Proses wawancaranya tidak resmi lebih mirip seperti ngobrol santai, tapi poin-poin yang hendak didapatkan dari kandidat brand ambassador itu bisa terekam.
Tidak ada jeda setelah mewawancarai satu orang, langsung masuk satu orang lainnya. Shaka dan Demian bahkan tidak sempat bertukar pendapat tentang artis yang baru saja keluar karena kandidat selanjutnya sudah datang menunggu giliran. Pertemuan itu hanya di jeda saat masuk waktu Ashar, Shaka minta waktu lima belas menit untuk beribadah.
Selama proses itu berlangsung, Anya baru merasakan kharisma bosnya ini, sekelas artis aja memandangnya dengan tatapan kagum, apalagi saat Shaka bicara, ramah, friendly, kadang-kadang lucu tapi wibawanya tidak hilang. Entah lah, Anya merasakan wibawa bosnya itu pudar kalau mereka cuma bertiga, apalagi kalau sudah ngajak ribut seperti tadi, walaupun berujung Anya 'diharuskan ' mengalah.

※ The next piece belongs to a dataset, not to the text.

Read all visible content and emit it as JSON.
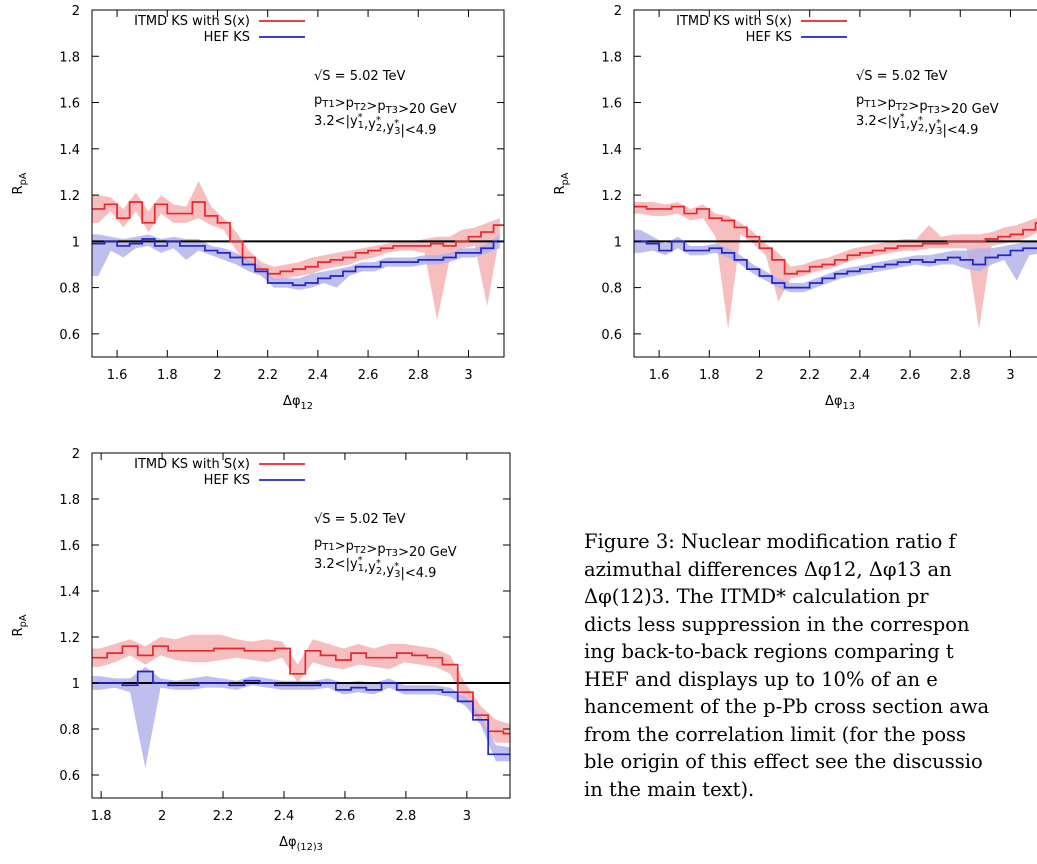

Saat Juwita masih diwawancara, baru saja berjalan sepuluh menit, Anya keluar dari ruangan karena dia hendak buang air kecil. Dari pembicaraan sepuluh menit saja dia sudah bisa mendapat penilaian tentang Juwita, jadi tidak ada salahnya dia keluar tanpa pamit dulu sebentar. Setelah selesai dari kamar kecil, Anya tidak langsung masuk lagi ke dalam ruangan tadi, dia memilih duduk dulu di mejanya, di depan meja Yuni.
"Udah selesai, Nya?" tanya Yuni.
"Belum, masih ada Juwita di dalam, paling lima belas menit lagi dia keluar."
"Tinggal satu ya?"
"Iya, Mita Larissa."
"Nanti gua mau foto lagi ya."
"Iya, udah empat ya, mau lo posting sehari satu?" tanya Anya.
Yuni terkekeh, "Kalau bisa seminggu satu,biar lama."
"Tapi baju lo itu - itu aja, kelihatan banget kalau kejadiannya di hari yang sama."
"Eh iya lagi, kalo tau gitu gue bawa baju ganti ya, Nya."
"Gile! Seniat itu, lo?"
"Nggak tiap hari gue punya pengalaman kayak gini, biasanya kan ngelihat artis-artis itu kalau nggak di TV, ya di bioskop. Kalo sekarang mereka seliweran di kantor ini, kenapa juga nggak gue manfaatin. Sayang banget lo melewati kesempatan ini, Nya, Kapan lagi coba kita bisa ketemu artis?"
"Nanti di kerjaan gue yang baru tiap hari gue bakal ketemu artis sampai eneg," jawab Anya.
"Emang lo mau pindah kerja? Seriusan, Nya?" tanya Yuni kaget. Dia pikir Anya betah di sini. Baru dua bulan saja dia sudah berpikir akan hengkang.
"Nggak sekarang, masih lama kok, masih tahun depan."
"Sayang banget, padahal kan di sini enak, Nya."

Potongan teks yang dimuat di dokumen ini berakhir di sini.